Johann Sebastian Bach was the city of Leipzig’s second choice to become music director at St. Thomas’s Church. Their first choice, Christoph Graupner, couldn’t get permission to leave from his patron.
Such are the funny personal twists that make history so interesting.
As a 26-year-old in 1709, Graupner had already written five operas for the Gänsemarkt Opera in Hamburg when he landed a job with Landgrave Ernst Ludwig of Hesse in Darmstadt. The prince wanted an opera company at his court. The opera venture didn’t last long, but Hesse wanted Graupner to stay. The composer obliged, living and working in Darmstadt until his death in 1760.
Among his duties, Graupner was asked to write a new cantata for nearly every Sunday, resulting in more than 1400 canatas collected in 46 bound yearbooks found at the former court library in Darmstadt.

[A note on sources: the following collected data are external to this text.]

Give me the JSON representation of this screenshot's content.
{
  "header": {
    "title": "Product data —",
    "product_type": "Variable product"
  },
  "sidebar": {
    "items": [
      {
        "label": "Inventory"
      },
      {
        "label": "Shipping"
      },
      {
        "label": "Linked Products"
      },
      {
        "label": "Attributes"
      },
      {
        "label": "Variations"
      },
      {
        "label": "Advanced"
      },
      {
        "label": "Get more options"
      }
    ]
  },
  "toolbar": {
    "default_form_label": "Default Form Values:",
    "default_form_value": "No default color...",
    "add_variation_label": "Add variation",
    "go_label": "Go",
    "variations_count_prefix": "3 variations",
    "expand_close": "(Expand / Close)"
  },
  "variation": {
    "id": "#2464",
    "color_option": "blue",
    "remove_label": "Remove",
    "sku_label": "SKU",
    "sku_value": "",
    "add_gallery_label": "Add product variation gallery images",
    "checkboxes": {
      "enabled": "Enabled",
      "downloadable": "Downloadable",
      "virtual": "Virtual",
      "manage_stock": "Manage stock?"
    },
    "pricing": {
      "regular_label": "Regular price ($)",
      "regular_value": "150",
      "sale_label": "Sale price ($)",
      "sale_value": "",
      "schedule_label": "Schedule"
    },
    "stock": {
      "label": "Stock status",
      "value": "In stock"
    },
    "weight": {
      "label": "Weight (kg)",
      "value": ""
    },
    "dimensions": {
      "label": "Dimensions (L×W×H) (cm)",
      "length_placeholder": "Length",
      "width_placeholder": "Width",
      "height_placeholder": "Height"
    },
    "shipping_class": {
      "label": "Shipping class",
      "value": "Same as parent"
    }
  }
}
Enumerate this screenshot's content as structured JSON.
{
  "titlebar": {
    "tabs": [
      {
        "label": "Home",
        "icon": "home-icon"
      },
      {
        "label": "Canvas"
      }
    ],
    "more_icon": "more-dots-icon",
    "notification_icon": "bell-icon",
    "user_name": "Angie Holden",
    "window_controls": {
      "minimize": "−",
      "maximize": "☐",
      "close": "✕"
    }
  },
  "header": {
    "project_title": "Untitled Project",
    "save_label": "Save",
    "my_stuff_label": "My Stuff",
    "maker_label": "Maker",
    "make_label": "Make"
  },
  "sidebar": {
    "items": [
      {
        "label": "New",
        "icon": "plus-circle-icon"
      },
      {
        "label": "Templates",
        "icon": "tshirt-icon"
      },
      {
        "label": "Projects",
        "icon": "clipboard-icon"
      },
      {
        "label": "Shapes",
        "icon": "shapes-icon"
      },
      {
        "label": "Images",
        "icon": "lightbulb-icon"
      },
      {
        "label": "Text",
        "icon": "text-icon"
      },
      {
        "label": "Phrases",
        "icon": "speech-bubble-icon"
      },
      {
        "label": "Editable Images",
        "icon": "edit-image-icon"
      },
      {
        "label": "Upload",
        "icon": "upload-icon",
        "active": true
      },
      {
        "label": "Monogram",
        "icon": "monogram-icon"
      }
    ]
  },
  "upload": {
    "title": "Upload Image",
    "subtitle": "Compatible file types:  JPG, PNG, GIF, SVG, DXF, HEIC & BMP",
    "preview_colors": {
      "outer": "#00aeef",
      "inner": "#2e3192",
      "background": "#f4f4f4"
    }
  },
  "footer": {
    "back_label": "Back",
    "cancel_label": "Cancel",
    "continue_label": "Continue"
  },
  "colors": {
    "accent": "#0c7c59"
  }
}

Among them were found these four canatas written for Passiontide services. The texts were composed by Darmstadt’s court architect Conrad Lichtenberg from Biblical sources.
The cantatas on on this 70-minute CD, not performed since the 18th century and recorded for the first time here, are: “We know that affliction brings patience,” from 1744; the title cantata, “Where is Jesus going?,” from 1739; “Friend, why have you come?,” from 1741; and “My God, my God, why have you forsaken me?,” from 1731.
The pieces are musical sermons, alternating recitatives and arias, and ending with a traditional Lutheran chorale. The music is beautiful, nicely textured. The chorale settings are imaginative, sometimes odd. The final cantata’s whimsical setting of the Passion Chorale is completely incongruous with the solemnity of the occasion. (Perhaps the Landgrave needed cheering up.)
The Anton Webern Choir of Freiburg contributes chorales as well as soloists — all of whom do a beautiful job under director Hans Michael Beuerle. Period-instrument accompaniment comes from Ensemble Concerto Grosso.
It’s enough of a sweet taste of Graupner’s work to whet the appetite. (For more details on this disc, click here.)
Graupner left instructions to his heirs to destroy all of his music. The Dramstadt court refused to hand over the music, considering it to be its property. The argument turned into a 60-year legal dispute that, in the end, preserved the music while at the same time burying it in the dusts of time once the people who had known Graupner and his work were gone.
It has only been in the last generation that muscologists and period performers have taked serious interest in this prolific and gifted composer. These canatas definitely make one want to hear more.